Parmi les cartésiens, il y avait alors un homme de talent avec lequel la Bruyère fut lié de bonne heure, Claude Fleury. Ils avaient presque le même âge, avec une rare conformité de goût sur les mœurs, et d’idées sur les sciences. Ils avaient chacun perdu leur père à peu près en même temps, et s’étaient trouvés libres dans le même moment. Après avoir étudié le droit et la philosophie, ils comprirent presque ensemble le vide des sciences qui flattent notre orgueil et ne nous rendent pas meilleurs. Le 15 janvier 1688[2], Claude Fleury fit une lecture publique chez M. de Lamoignon, à l’une de ses académies du mercredi. C’était un discours sur Platon, qui fut très approuvé[3]. Fleury louait dans Platon, non seulement les qualités qu’on avait coutume de lui accorder, l’imagination, l’invention, le tour délicat, l’élévation, la grandeur du génie ; mais encore les qualités qu’on avait l’habitude de lui refuser, la solidité, le jugement et le bon sens. Il lui enviait le bonheur d’être venu dans le plus beau temps de la Grèce[4], dans la ville du monde qui était alors la plus polie, surtout l’avantage d’avoir eu pour maître Socrate, le plus grand homme que l’on connût en dehors de la véritable religion.

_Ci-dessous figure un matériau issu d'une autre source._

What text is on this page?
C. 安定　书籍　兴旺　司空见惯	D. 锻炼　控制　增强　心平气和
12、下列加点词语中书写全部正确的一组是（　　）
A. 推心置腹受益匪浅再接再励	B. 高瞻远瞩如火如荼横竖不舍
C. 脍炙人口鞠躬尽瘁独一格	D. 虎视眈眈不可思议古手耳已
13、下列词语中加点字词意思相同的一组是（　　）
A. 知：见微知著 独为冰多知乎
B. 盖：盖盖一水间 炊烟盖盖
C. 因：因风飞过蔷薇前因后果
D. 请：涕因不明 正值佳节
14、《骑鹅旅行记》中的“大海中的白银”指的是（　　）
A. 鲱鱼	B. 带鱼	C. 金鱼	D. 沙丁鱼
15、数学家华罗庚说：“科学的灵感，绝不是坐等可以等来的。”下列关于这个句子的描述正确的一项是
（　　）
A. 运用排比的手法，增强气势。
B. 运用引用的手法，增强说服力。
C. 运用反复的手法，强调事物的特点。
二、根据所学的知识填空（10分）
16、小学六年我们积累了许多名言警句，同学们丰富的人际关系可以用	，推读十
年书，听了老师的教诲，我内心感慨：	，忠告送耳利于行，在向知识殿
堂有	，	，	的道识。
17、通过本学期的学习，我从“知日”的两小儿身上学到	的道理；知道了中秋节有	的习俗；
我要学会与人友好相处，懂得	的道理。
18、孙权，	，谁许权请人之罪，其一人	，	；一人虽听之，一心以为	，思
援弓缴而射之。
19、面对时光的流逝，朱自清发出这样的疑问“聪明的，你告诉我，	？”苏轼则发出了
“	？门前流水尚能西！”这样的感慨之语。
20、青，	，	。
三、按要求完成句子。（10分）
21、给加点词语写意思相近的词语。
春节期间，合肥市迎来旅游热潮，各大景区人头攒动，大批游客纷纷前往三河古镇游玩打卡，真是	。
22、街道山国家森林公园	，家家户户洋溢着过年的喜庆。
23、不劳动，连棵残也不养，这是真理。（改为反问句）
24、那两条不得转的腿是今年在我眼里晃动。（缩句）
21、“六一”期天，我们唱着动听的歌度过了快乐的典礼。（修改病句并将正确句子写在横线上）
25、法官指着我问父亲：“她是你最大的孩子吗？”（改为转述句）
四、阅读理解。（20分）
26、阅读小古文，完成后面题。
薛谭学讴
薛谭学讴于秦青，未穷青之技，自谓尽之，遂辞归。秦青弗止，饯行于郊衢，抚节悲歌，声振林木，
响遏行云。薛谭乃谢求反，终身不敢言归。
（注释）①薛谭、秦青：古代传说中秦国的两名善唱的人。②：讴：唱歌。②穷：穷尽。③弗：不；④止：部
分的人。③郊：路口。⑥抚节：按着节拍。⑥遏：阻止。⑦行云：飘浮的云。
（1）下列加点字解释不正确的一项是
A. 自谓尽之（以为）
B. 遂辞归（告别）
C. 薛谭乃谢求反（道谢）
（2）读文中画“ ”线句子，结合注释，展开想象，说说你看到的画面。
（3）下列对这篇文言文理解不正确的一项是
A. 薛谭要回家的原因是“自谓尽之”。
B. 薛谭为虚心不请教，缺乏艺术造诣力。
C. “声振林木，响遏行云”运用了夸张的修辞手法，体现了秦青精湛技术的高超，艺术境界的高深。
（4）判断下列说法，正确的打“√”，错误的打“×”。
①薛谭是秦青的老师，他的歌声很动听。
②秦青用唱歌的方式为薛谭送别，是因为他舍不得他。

Sans doute Platon avait appris tout ce que l’on pouvait apprendre à Athènes, en Égypte et en Italie ; mais ce qui l’avait le plus instruit, c’étaient les conversations de Socrate et l’usage du monde, l’observation continuelle des mœurs, des passions, des inclinations des hommes. « J’estime, continue Fleury, que l’on peut puiser dans Platon une infinité d’excellentes maximes pour faire le discernement des sciences, pour voir les connaissances qui sont nécessaires et celles qui sont dignes d’un honnête homme. Platon peut aussi être fort utile pour désabuser des erreurs

  1. Chap. i, n° 38.
  2. Journal de Lefèvre d’Ormesson.
  3. Discours sur Platon, dans les œuvres de Fleury.
  4. Discours de la Bruyère sur Théophraste.